Als wir das Haus erreichten, sagte mir eine junge Dame, dass der Mann, nach dem ich suchte, ihr Bruder sei und dass er im oberen Stockwerk krank im Bett läge. Ich bestand darauf, hinaufzugehen, und beim Betreten des Raumes fand ich einen jungen Mann ächzend im Bett liegen. Nach einem Gespräch, in dem er mir mitteilte, dass er sehr krank sei, hatte er meinen Argwohn erregt und mit einer plötzlichen Bewegung riss ich das Bettlaken fort und sah, dass er sich in Stiefeln und voller Bekleidung niedergelegt hatte. Ich ließ ihn aufstehen und wir gingen hinaus auf die Straße. Hier bat er mich, auf dem Bürgersteig zu warten, während er in eine Bierschenke gehen wollte, aber ich erinnerte ihn an meinen Befehl, den ich ihm bereits vorgelesen hatte, wobei ich den „tot oder lebendig"-Abschnitt betont hatte und so gingen wir weiter. Wir alle setzten uns auf den Stufen der Grace Church nieder und warteten auf einen Omnibus.

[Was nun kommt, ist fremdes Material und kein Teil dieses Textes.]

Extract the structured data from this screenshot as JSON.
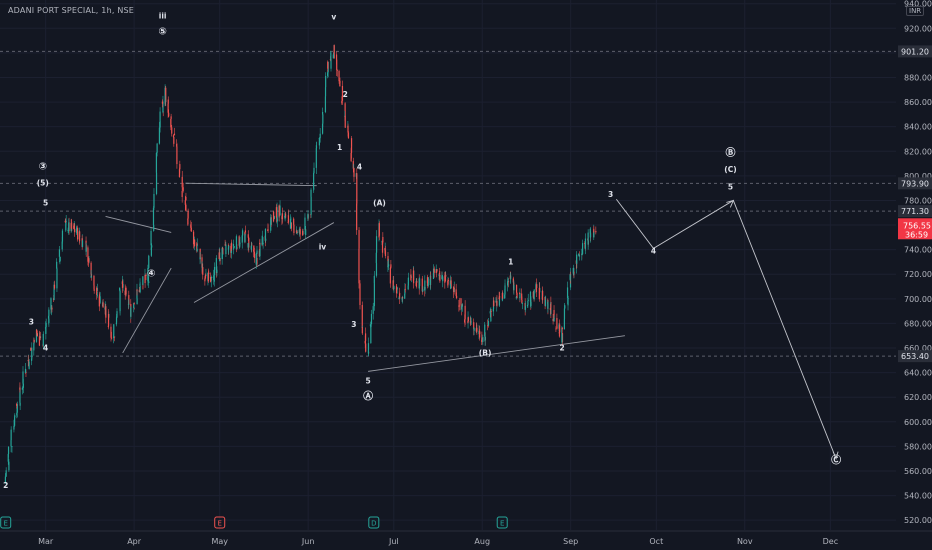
{
  "header": {
    "symbol_line": "ADANI PORT SPECIAL, 1h, NSE",
    "currency": "INR"
  },
  "colors": {
    "up": "#26a69a",
    "down": "#ef5350",
    "background": "#131722",
    "text": "#d1d4dc",
    "wave": "#b2b5be",
    "line": "#c3c5cc"
  },
  "chart_data": {
    "type": "candlestick",
    "title": "ADANI PORT SPECIAL, 1h, NSE",
    "currency": "INR",
    "ylim": [
      512,
      943
    ],
    "y_ticks": [
      "520.00",
      "540.00",
      "560.00",
      "580.00",
      "600.00",
      "620.00",
      "640.00",
      "660.00",
      "680.00",
      "700.00",
      "720.00",
      "740.00",
      "760.00",
      "780.00",
      "800.00",
      "820.00",
      "840.00",
      "860.00",
      "880.00",
      "900.00",
      "920.00",
      "940.00"
    ],
    "x_ticks": [
      "Mar",
      "Apr",
      "May",
      "Jun",
      "Jul",
      "Aug",
      "Sep",
      "Oct",
      "Nov",
      "Dec"
    ],
    "x_domain": [
      "2023-02-13",
      "2023-12-24"
    ],
    "price_levels": [
      {
        "label": "901.20",
        "value": 901.2
      },
      {
        "label": "793.90",
        "value": 793.9
      },
      {
        "label": "771.30",
        "value": 771.3
      },
      {
        "label": "653.40",
        "value": 653.4
      }
    ],
    "last_price": {
      "label": "756.55",
      "countdown": "36:59",
      "value": 756.55
    },
    "price_path": [
      [
        "2023-02-15",
        550
      ],
      [
        "2023-02-18",
        600
      ],
      [
        "2023-02-22",
        640
      ],
      [
        "2023-02-26",
        672
      ],
      [
        "2023-02-28",
        665
      ],
      [
        "2023-03-04",
        702
      ],
      [
        "2023-03-08",
        760
      ],
      [
        "2023-03-12",
        755
      ],
      [
        "2023-03-15",
        745
      ],
      [
        "2023-03-19",
        705
      ],
      [
        "2023-03-22",
        692
      ],
      [
        "2023-03-25",
        668
      ],
      [
        "2023-03-28",
        712
      ],
      [
        "2023-03-31",
        690
      ],
      [
        "2023-04-03",
        708
      ],
      [
        "2023-04-06",
        718
      ],
      [
        "2023-04-08",
        762
      ],
      [
        "2023-04-10",
        840
      ],
      [
        "2023-04-12",
        868
      ],
      [
        "2023-04-14",
        842
      ],
      [
        "2023-04-17",
        808
      ],
      [
        "2023-04-19",
        778
      ],
      [
        "2023-04-22",
        748
      ],
      [
        "2023-04-25",
        728
      ],
      [
        "2023-04-28",
        712
      ],
      [
        "2023-05-02",
        738
      ],
      [
        "2023-05-06",
        742
      ],
      [
        "2023-05-10",
        752
      ],
      [
        "2023-05-14",
        732
      ],
      [
        "2023-05-18",
        758
      ],
      [
        "2023-05-22",
        772
      ],
      [
        "2023-05-26",
        762
      ],
      [
        "2023-05-30",
        752
      ],
      [
        "2023-06-02",
        770
      ],
      [
        "2023-06-04",
        818
      ],
      [
        "2023-06-06",
        842
      ],
      [
        "2023-06-08",
        885
      ],
      [
        "2023-06-10",
        902
      ],
      [
        "2023-06-12",
        878
      ],
      [
        "2023-06-14",
        852
      ],
      [
        "2023-06-16",
        823
      ],
      [
        "2023-06-18",
        798
      ],
      [
        "2023-06-20",
        676
      ],
      [
        "2023-06-22",
        652
      ],
      [
        "2023-06-24",
        698
      ],
      [
        "2023-06-26",
        760
      ],
      [
        "2023-06-28",
        738
      ],
      [
        "2023-07-01",
        712
      ],
      [
        "2023-07-04",
        702
      ],
      [
        "2023-07-08",
        720
      ],
      [
        "2023-07-12",
        708
      ],
      [
        "2023-07-16",
        722
      ],
      [
        "2023-07-20",
        714
      ],
      [
        "2023-07-24",
        700
      ],
      [
        "2023-07-27",
        682
      ],
      [
        "2023-07-30",
        676
      ],
      [
        "2023-08-02",
        668
      ],
      [
        "2023-08-05",
        696
      ],
      [
        "2023-08-08",
        700
      ],
      [
        "2023-08-11",
        718
      ],
      [
        "2023-08-14",
        702
      ],
      [
        "2023-08-17",
        692
      ],
      [
        "2023-08-20",
        708
      ],
      [
        "2023-08-23",
        700
      ],
      [
        "2023-08-26",
        688
      ],
      [
        "2023-08-29",
        668
      ],
      [
        "2023-09-01",
        716
      ],
      [
        "2023-09-04",
        736
      ],
      [
        "2023-09-07",
        748
      ],
      [
        "2023-09-10",
        757
      ]
    ],
    "annotations": [
      {
        "text": "iii",
        "date": "2023-04-11",
        "price": 928
      },
      {
        "text": "⑤",
        "date": "2023-04-11",
        "price": 915
      },
      {
        "text": "v",
        "date": "2023-06-10",
        "price": 927
      },
      {
        "text": "2",
        "date": "2023-06-14",
        "price": 864
      },
      {
        "text": "1",
        "date": "2023-06-12",
        "price": 821
      },
      {
        "text": "③",
        "date": "2023-02-28",
        "price": 805
      },
      {
        "text": "(5)",
        "date": "2023-02-28",
        "price": 792
      },
      {
        "text": "5",
        "date": "2023-03-01",
        "price": 776
      },
      {
        "text": "3",
        "date": "2023-02-24",
        "price": 679
      },
      {
        "text": "4",
        "date": "2023-02-29",
        "price": 658
      },
      {
        "text": "2",
        "date": "2023-02-15",
        "price": 546
      },
      {
        "text": "④",
        "date": "2023-04-07",
        "price": 718
      },
      {
        "text": "iv",
        "date": "2023-06-06",
        "price": 740
      },
      {
        "text": "4",
        "date": "2023-06-19",
        "price": 805
      },
      {
        "text": "3",
        "date": "2023-06-17",
        "price": 677
      },
      {
        "text": "5",
        "date": "2023-06-22",
        "price": 631
      },
      {
        "text": "Ⓐ",
        "date": "2023-06-22",
        "price": 618
      },
      {
        "text": "(A)",
        "date": "2023-06-26",
        "price": 776
      },
      {
        "text": "1",
        "date": "2023-08-11",
        "price": 728
      },
      {
        "text": "(B)",
        "date": "2023-08-02",
        "price": 654
      },
      {
        "text": "2",
        "date": "2023-08-29",
        "price": 658
      },
      {
        "text": "3",
        "date": "2023-09-15",
        "price": 783
      },
      {
        "text": "4",
        "date": "2023-09-30",
        "price": 737
      },
      {
        "text": "Ⓑ",
        "date": "2023-10-27",
        "price": 816
      },
      {
        "text": "(C)",
        "date": "2023-10-27",
        "price": 803
      },
      {
        "text": "5",
        "date": "2023-10-27",
        "price": 789
      },
      {
        "text": "Ⓒ",
        "date": "2023-12-03",
        "price": 566
      }
    ],
    "projection": [
      [
        "2023-09-17",
        781
      ],
      [
        "2023-09-30",
        741
      ],
      [
        "2023-10-28",
        780
      ],
      [
        "2023-12-03",
        570
      ]
    ],
    "trendlines": [
      [
        [
          "2023-03-28",
          656
        ],
        [
          "2023-04-14",
          725
        ]
      ],
      [
        [
          "2023-03-22",
          767
        ],
        [
          "2023-04-14",
          754
        ]
      ],
      [
        [
          "2023-04-22",
          697
        ],
        [
          "2023-06-10",
          762
        ]
      ],
      [
        [
          "2023-04-19",
          794
        ],
        [
          "2023-06-04",
          792
        ]
      ],
      [
        [
          "2023-06-22",
          641
        ],
        [
          "2023-09-20",
          670
        ]
      ]
    ],
    "event_markers": [
      {
        "text": "E",
        "date": "2023-02-15",
        "color": "#26a69a"
      },
      {
        "text": "E",
        "date": "2023-05-01",
        "color": "#ef5350"
      },
      {
        "text": "D",
        "date": "2023-06-24",
        "color": "#26a69a"
      },
      {
        "text": "E",
        "date": "2023-08-08",
        "color": "#26a69a"
      }
    ]
  }
}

Er versuchte mich zu überzeugen, dass ich zuerst in den Omnibus einsteigen und ihn neben der Türe sitzen lassen solle, sodass die Leute ihn nicht für einen Gefangenen halten würden. Ich kehrte die Sache um, ließ ihn zuerst einsteigen und setzte mich auf einen Platz nahe der Tür. Als wir das Lager erreichten, übergab ich meinen Gefangenen der Wache. Dieses kleine Abenteuer sorgte für Gesprächsstoff beim Regiment und einige Männer sagten, sie hätten den Befehl, den Mann zu verhaften, nicht befolgt. Aber die meisten Männer sahen die Sache etwas soldatischer und erachteten es als richtig, Befehle zu befolgen.

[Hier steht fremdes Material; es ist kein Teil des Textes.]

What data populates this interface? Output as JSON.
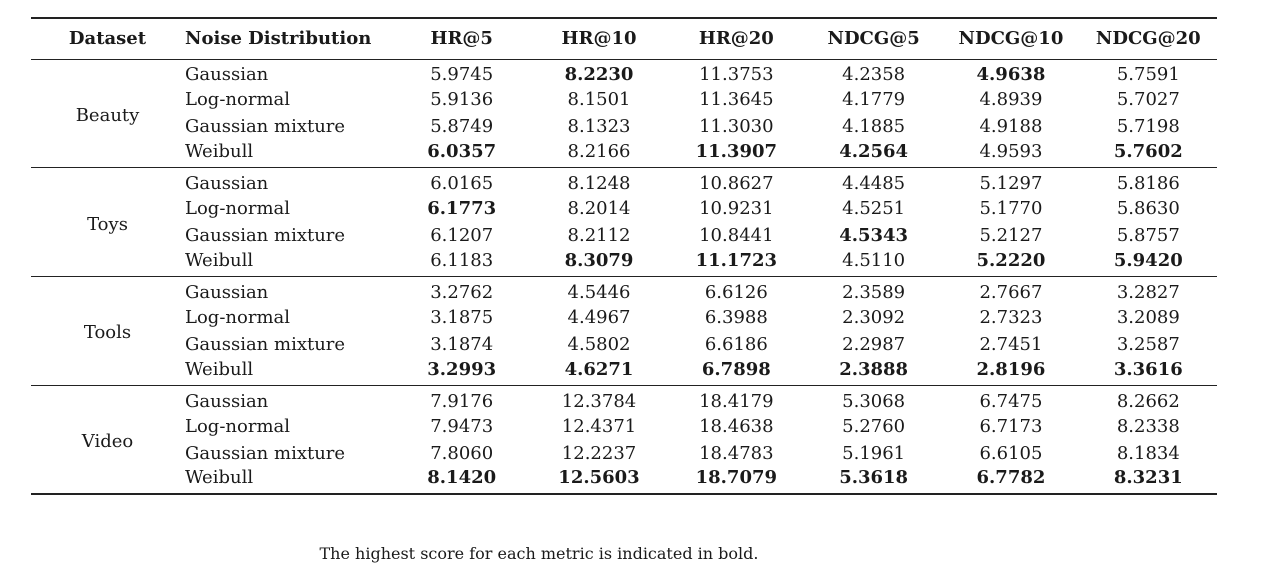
{
  "table": {
    "headers": [
      "Dataset",
      "Noise Distribution",
      "HR@5",
      "HR@10",
      "HR@20",
      "NDCG@5",
      "NDCG@10",
      "NDCG@20"
    ],
    "groups": [
      {
        "dataset": "Beauty",
        "rows": [
          {
            "noise": "Gaussian",
            "values": [
              "5.9745",
              "8.2230",
              "11.3753",
              "4.2358",
              "4.9638",
              "5.7591"
            ],
            "bold": [
              false,
              true,
              false,
              false,
              true,
              false
            ]
          },
          {
            "noise": "Log-normal",
            "values": [
              "5.9136",
              "8.1501",
              "11.3645",
              "4.1779",
              "4.8939",
              "5.7027"
            ],
            "bold": [
              false,
              false,
              false,
              false,
              false,
              false
            ]
          },
          {
            "noise": "Gaussian mixture",
            "values": [
              "5.8749",
              "8.1323",
              "11.3030",
              "4.1885",
              "4.9188",
              "5.7198"
            ],
            "bold": [
              false,
              false,
              false,
              false,
              false,
              false
            ]
          },
          {
            "noise": "Weibull",
            "values": [
              "6.0357",
              "8.2166",
              "11.3907",
              "4.2564",
              "4.9593",
              "5.7602"
            ],
            "bold": [
              true,
              false,
              true,
              true,
              false,
              true
            ]
          }
        ]
      },
      {
        "dataset": "Toys",
        "rows": [
          {
            "noise": "Gaussian",
            "values": [
              "6.0165",
              "8.1248",
              "10.8627",
              "4.4485",
              "5.1297",
              "5.8186"
            ],
            "bold": [
              false,
              false,
              false,
              false,
              false,
              false
            ]
          },
          {
            "noise": "Log-normal",
            "values": [
              "6.1773",
              "8.2014",
              "10.9231",
              "4.5251",
              "5.1770",
              "5.8630"
            ],
            "bold": [
              true,
              false,
              false,
              false,
              false,
              false
            ]
          },
          {
            "noise": "Gaussian mixture",
            "values": [
              "6.1207",
              "8.2112",
              "10.8441",
              "4.5343",
              "5.2127",
              "5.8757"
            ],
            "bold": [
              false,
              false,
              false,
              true,
              false,
              false
            ]
          },
          {
            "noise": "Weibull",
            "values": [
              "6.1183",
              "8.3079",
              "11.1723",
              "4.5110",
              "5.2220",
              "5.9420"
            ],
            "bold": [
              false,
              true,
              true,
              false,
              true,
              true
            ]
          }
        ]
      },
      {
        "dataset": "Tools",
        "rows": [
          {
            "noise": "Gaussian",
            "values": [
              "3.2762",
              "4.5446",
              "6.6126",
              "2.3589",
              "2.7667",
              "3.2827"
            ],
            "bold": [
              false,
              false,
              false,
              false,
              false,
              false
            ]
          },
          {
            "noise": "Log-normal",
            "values": [
              "3.1875",
              "4.4967",
              "6.3988",
              "2.3092",
              "2.7323",
              "3.2089"
            ],
            "bold": [
              false,
              false,
              false,
              false,
              false,
              false
            ]
          },
          {
            "noise": "Gaussian mixture",
            "values": [
              "3.1874",
              "4.5802",
              "6.6186",
              "2.2987",
              "2.7451",
              "3.2587"
            ],
            "bold": [
              false,
              false,
              false,
              false,
              false,
              false
            ]
          },
          {
            "noise": "Weibull",
            "values": [
              "3.2993",
              "4.6271",
              "6.7898",
              "2.3888",
              "2.8196",
              "3.3616"
            ],
            "bold": [
              true,
              true,
              true,
              true,
              true,
              true
            ]
          }
        ]
      },
      {
        "dataset": "Video",
        "rows": [
          {
            "noise": "Gaussian",
            "values": [
              "7.9176",
              "12.3784",
              "18.4179",
              "5.3068",
              "6.7475",
              "8.2662"
            ],
            "bold": [
              false,
              false,
              false,
              false,
              false,
              false
            ]
          },
          {
            "noise": "Log-normal",
            "values": [
              "7.9473",
              "12.4371",
              "18.4638",
              "5.2760",
              "6.7173",
              "8.2338"
            ],
            "bold": [
              false,
              false,
              false,
              false,
              false,
              false
            ]
          },
          {
            "noise": "Gaussian mixture",
            "values": [
              "7.8060",
              "12.2237",
              "18.4783",
              "5.1961",
              "6.6105",
              "8.1834"
            ],
            "bold": [
              false,
              false,
              false,
              false,
              false,
              false
            ]
          },
          {
            "noise": "Weibull",
            "values": [
              "8.1420",
              "12.5603",
              "18.7079",
              "5.3618",
              "6.7782",
              "8.3231"
            ],
            "bold": [
              true,
              true,
              true,
              true,
              true,
              true
            ]
          }
        ]
      }
    ],
    "note": "The highest score for each metric is indicated in bold."
  }
}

16. Juni 1861 : Heute Morgen besuchte das Regiment den Gottesdienst in der Grace Church und Bischof Thomas M. Clark las die Predigt. Am Nachmittag versuchte ich, mir einen Passierschein zu besorgen, um nach Pawtuxet zu gehen, hatte aber keinen Erfolg. Der Hauptmann gab mir einen Passierschein, mit dem ich das Lager, nicht jedoch die Stadt verlassen konnte. Er befahl mir, meinen Gürtel und meine Patronentasche zu tragen, was ich nicht mochte, aber da ich es nicht wagte, einen Befehl zu missachten, behielt ich die Dinge an, während ich Abschiedsbesuche bei meinen Freunden machte. In der Nacht hatten wir eine Parade und das Lager war voll von den Freunden der Soldaten. Frederick Miller überreichte mir einen siebenschüssigen Smith & Wesson Revolver und ein Halfter, um ihn darin zu tragen. Alle Arten von nützlichen und dekorativen Dingen wurden uns von unseren Freunden überreicht. Ich hatte einen silbernen Löffel, ein Messer und eine Gabel sowie einen Tornister voll mit Sachen, die mir angeblich nützlich sein sollten.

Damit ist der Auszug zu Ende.